# reset quantum programmer



## peer888sp4 (Jan 6, 2009)

morning

does anybody know if it's possible to reset the quantum programmer from qsi? 
The reasen from my question is that I can't programm my qsi magnum decoder with it anymore, with my massoth navigator I can, so the decoder is ok

peer


----------



## Greg Elmassian (Jan 3, 2008)

if you hook it up and try to read the loco information, what does it do? 

I suspect you have a software problem, or maybe something else. 

Can you be a bit more specific, what exactly are you trying to do? download a file, change a cv? 

Clearly the massoth navigator cannot download a QSI sound file... so you must be talking CV's.. are you programming on the main, or using a programming track with the massoth? 

Greg


----------



## peer888sp4 (Jan 6, 2009)

ha greg

I can't make contact with the decoder with the quantum CV manager so I can't read loco info or cv's, download files etc. etc. I (it worked perfectly for a while) the only message I get is Unable to read Mfg ID, status 1.

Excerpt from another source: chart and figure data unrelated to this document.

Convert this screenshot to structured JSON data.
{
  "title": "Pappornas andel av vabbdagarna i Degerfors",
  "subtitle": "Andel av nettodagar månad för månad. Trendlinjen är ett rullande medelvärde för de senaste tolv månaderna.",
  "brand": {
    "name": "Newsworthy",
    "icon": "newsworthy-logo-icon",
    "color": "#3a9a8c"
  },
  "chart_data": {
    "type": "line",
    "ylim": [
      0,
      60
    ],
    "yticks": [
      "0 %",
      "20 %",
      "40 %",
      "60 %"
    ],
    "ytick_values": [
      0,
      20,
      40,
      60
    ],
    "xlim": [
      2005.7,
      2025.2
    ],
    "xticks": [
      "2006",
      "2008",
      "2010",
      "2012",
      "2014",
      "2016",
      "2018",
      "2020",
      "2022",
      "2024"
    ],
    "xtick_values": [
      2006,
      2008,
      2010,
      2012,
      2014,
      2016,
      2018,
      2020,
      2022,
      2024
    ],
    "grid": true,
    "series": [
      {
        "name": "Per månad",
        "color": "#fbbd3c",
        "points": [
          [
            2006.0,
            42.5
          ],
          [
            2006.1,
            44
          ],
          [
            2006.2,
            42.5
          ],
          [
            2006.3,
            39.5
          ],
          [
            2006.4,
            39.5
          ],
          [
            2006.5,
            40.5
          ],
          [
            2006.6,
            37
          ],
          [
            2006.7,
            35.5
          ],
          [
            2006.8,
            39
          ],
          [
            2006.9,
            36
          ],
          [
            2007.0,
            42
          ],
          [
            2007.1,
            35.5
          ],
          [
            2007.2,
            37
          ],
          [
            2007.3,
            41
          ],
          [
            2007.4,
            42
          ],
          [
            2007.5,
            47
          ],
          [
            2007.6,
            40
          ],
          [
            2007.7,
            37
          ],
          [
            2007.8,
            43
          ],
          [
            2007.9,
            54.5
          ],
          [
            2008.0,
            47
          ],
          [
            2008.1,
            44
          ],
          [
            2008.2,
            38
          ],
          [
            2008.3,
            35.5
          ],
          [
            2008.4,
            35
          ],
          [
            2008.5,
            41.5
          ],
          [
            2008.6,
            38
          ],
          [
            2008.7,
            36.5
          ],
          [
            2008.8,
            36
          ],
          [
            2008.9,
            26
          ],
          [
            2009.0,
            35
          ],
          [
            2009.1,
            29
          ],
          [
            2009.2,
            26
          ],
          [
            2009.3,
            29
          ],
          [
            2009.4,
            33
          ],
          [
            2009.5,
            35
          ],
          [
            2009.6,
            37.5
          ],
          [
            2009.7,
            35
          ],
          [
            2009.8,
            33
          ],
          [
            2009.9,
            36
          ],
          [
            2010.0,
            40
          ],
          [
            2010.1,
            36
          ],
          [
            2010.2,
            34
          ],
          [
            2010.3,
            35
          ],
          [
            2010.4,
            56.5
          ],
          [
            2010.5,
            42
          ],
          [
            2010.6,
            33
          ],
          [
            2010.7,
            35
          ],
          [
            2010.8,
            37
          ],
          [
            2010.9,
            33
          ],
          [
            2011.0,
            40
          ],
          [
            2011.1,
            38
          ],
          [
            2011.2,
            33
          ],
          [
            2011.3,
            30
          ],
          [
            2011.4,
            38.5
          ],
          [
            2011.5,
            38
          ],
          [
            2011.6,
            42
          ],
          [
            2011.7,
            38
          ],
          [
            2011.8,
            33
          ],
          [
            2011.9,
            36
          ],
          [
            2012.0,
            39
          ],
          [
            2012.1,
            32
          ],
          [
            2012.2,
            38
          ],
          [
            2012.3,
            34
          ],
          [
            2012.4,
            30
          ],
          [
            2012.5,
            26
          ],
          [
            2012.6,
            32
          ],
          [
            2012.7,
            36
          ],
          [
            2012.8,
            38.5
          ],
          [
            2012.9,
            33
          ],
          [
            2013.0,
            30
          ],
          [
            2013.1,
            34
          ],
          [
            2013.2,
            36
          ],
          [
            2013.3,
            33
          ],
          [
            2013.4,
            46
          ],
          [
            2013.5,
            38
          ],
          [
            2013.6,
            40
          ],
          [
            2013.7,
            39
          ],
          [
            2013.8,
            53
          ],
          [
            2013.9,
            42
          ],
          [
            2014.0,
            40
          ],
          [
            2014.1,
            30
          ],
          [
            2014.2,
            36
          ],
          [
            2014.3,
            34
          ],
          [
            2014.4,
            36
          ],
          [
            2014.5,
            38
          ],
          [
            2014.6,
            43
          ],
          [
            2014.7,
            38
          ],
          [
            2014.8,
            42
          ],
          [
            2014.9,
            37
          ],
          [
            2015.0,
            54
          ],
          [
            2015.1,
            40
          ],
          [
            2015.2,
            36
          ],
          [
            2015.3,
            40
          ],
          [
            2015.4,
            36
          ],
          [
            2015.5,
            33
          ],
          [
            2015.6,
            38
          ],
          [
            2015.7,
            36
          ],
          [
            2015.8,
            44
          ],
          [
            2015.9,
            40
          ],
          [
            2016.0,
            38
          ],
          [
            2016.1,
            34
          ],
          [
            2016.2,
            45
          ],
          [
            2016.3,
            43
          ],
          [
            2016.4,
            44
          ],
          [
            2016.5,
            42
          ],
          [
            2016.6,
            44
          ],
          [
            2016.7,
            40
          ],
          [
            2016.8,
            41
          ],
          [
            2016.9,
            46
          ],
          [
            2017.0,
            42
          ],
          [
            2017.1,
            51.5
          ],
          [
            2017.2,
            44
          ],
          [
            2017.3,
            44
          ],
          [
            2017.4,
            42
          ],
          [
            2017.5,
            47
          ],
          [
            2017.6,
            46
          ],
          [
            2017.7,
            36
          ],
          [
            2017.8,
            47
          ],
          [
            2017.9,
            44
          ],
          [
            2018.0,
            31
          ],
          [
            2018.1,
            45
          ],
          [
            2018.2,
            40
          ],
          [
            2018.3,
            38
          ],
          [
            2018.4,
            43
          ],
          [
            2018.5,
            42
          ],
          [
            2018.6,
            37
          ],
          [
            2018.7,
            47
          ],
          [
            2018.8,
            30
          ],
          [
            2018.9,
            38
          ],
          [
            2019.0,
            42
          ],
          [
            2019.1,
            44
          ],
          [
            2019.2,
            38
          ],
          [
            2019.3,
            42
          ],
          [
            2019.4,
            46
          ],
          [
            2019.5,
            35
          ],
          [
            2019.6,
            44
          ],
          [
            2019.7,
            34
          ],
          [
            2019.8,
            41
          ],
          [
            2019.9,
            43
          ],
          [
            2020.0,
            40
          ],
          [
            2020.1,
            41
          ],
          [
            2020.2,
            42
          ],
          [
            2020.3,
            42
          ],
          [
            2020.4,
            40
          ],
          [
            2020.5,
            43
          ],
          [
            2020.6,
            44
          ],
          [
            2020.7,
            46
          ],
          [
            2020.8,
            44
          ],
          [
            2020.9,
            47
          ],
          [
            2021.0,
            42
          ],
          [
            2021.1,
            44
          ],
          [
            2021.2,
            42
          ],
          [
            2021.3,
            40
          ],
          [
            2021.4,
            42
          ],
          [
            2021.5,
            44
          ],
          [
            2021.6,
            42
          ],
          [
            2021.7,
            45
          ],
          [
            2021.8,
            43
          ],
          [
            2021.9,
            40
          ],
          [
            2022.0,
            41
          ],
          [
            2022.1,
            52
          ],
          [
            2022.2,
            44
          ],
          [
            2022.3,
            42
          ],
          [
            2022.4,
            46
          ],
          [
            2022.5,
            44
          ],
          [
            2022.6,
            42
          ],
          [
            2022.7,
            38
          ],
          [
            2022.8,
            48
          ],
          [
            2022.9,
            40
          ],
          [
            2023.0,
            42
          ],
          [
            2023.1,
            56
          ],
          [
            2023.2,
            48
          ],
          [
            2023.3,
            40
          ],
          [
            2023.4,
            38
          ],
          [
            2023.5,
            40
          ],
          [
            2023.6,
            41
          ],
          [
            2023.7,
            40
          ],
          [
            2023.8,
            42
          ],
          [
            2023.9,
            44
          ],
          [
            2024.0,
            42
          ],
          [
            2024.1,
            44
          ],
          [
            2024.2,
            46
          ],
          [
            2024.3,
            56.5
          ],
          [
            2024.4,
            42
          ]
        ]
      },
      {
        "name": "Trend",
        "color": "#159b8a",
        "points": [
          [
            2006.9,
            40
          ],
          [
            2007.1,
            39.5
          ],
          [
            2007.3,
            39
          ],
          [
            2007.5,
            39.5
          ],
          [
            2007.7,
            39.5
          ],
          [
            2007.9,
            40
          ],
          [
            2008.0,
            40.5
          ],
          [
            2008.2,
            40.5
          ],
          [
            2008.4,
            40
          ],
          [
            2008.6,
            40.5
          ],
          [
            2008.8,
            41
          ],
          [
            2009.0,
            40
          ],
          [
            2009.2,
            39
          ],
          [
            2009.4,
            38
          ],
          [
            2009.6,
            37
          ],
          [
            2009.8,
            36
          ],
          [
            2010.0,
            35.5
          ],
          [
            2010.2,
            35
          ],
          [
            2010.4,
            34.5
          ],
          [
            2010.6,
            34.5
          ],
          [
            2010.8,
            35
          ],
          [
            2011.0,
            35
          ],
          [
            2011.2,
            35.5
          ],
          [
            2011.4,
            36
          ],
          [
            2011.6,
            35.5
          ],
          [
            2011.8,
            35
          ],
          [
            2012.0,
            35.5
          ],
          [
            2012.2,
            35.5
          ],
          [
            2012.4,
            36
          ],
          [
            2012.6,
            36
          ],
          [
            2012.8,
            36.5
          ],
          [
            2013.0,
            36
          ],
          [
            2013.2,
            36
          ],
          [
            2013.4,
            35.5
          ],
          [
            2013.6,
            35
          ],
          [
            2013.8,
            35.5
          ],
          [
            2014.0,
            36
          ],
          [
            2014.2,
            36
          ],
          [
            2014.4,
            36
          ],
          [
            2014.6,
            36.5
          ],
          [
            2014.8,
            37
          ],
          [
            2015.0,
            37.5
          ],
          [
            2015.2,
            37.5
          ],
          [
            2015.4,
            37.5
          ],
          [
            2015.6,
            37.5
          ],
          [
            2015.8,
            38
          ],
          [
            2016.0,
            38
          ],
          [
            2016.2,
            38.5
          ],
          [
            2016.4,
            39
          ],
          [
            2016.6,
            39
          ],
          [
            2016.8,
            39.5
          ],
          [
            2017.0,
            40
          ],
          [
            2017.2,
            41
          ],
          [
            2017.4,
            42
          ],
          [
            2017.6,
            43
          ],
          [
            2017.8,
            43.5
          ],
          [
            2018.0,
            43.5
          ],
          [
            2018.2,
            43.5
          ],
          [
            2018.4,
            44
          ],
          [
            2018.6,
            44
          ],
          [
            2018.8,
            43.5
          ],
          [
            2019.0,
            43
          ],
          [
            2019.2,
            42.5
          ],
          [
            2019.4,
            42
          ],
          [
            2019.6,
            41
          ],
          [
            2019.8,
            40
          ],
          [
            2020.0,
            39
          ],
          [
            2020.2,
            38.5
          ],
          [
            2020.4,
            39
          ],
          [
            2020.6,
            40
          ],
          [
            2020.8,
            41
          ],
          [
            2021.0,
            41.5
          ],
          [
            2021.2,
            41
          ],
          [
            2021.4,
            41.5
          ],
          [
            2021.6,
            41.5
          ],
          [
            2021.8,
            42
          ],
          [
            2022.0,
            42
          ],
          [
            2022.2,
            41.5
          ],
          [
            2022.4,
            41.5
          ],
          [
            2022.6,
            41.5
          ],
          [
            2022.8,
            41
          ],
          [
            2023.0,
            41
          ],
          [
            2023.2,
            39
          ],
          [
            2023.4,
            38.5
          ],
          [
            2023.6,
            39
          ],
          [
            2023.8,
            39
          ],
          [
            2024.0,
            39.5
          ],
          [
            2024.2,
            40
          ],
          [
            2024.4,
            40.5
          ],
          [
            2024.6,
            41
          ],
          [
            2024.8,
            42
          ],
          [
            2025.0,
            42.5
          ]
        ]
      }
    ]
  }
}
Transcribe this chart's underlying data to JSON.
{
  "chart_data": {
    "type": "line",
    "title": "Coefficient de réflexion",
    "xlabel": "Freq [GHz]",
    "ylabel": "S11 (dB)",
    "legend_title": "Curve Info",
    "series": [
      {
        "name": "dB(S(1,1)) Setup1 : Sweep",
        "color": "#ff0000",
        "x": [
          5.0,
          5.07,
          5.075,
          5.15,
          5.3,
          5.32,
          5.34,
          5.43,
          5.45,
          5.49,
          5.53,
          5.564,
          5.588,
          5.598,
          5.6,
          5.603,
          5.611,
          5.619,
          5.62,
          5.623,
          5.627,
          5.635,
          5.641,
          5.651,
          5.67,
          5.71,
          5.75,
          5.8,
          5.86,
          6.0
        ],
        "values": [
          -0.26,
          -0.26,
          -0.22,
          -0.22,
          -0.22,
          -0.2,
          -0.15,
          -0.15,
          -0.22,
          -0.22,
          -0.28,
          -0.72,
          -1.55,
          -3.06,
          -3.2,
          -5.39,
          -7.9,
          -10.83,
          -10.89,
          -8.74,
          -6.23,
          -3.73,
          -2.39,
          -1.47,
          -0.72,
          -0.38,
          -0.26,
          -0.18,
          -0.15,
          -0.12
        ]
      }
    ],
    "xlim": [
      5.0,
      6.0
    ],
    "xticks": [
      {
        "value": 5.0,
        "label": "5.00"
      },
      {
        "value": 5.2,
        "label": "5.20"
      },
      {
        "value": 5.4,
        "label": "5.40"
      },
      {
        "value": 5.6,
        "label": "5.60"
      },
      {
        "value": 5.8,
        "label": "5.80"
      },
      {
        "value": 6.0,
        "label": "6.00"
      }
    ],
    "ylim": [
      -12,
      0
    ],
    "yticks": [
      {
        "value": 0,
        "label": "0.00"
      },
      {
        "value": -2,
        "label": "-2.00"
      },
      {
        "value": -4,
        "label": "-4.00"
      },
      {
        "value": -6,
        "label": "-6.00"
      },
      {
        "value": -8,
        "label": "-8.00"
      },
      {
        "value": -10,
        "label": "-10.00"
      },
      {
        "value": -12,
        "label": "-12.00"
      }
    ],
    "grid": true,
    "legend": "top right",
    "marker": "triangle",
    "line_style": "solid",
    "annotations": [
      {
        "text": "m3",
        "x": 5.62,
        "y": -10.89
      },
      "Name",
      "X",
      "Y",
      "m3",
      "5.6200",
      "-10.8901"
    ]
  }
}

I am trying to change the cv's,

I am using new track and/or clean rollers and the loco wheels also are clean, so there is not a contactproblem 

The software is updated and the decoder is responding to the massoth central. I am using for both (massoth and quantum) a programmming track and or rollers. 

peer


----------



## Greg Elmassian (Jan 3, 2008)

Peer, sorry to seem to drag this out. 

So the massoth is being used on the programming track? Just confirming... and you ARE defininitely using the programming track "service mode"... ( I know other systems can use the same track leads for mainline and programming track). 

So the Massoth can read CV 1, 2, 3, etc? 

Definitely take the loco off the rollers, they are of course not needed in service mode... 

Now make sure you have all other lights turned off and smoke unit turned off on the loco... what loco is this? 

If this fails, then try pulling the QSI out, and just hooking the programming track directly to the QSI... 

another completely different problem could be the USB driver needs updating/reinstallation, and the program may need updating...

I assume you are using the Q2CVmanager, right? 


Regards, Greg


----------



## peer888sp4 (Jan 6, 2009)

ha greg

the massoth is being used to the programming track, for the qsi i use both the service and operation mode, the programm doesn't response.

i don't use them on the same time.

the massoth can read out the decoder and program it

all lights are out and the smoke unit also, it is a c-16

what do you mean by try pulling the qsi out and hook it directly on the qsi?

the usb drivers and the program are updated and reinstalled

i am using the Q2vmanager

regards 

peer


----------



## peer888sp4 (Jan 6, 2009)

afternoon gents

I bought a new programmer, and everything is working fine now. 

What the proble is or was with the old one Ii don't know. I haven't got an answer from QSI yet and I don't think get one in the future.


peer


----------



## Greg Elmassian (Jan 3, 2008)

sounds defective. You did not send in the old one for repair/warranty? 

Regards, Greg


----------



## peer888sp4 (Jan 6, 2009)

no greg 

I had it with the old one, and with the not answering on my e-mail from QSI I decided to buy a new one, the dollar is cheap compared to the euro. 
I ordered it last thursday by caboose hobbies and it was delivered yesterday, a lot faster I think than sending the old one to QSI. 

Peer


----------



## Greg Elmassian (Jan 3, 2008)

I think I'd still try to send the old one back if it can be done cheaply. I gather you are in Europe ordering directly from the USA. 

Regards, Greg


----------



## peer888sp4 (Jan 6, 2009)

yep greg 

Living in the netherlands. 
Perhaps I sent it back for a couple of weeks. I am enjoying the new one first for a while. 

peer


----------



## Greg Elmassian (Jan 3, 2008)

There is a new software, and a new firmware update for the programmer, I noticed this last weekend... 

(the programmer firmware is updated when you try to program a loco) 

It might be worth a try on your old programmer. 

Regards, Greg


----------



## peer888sp4 (Jan 6, 2009)

ok thanks greg

gr. peer


----------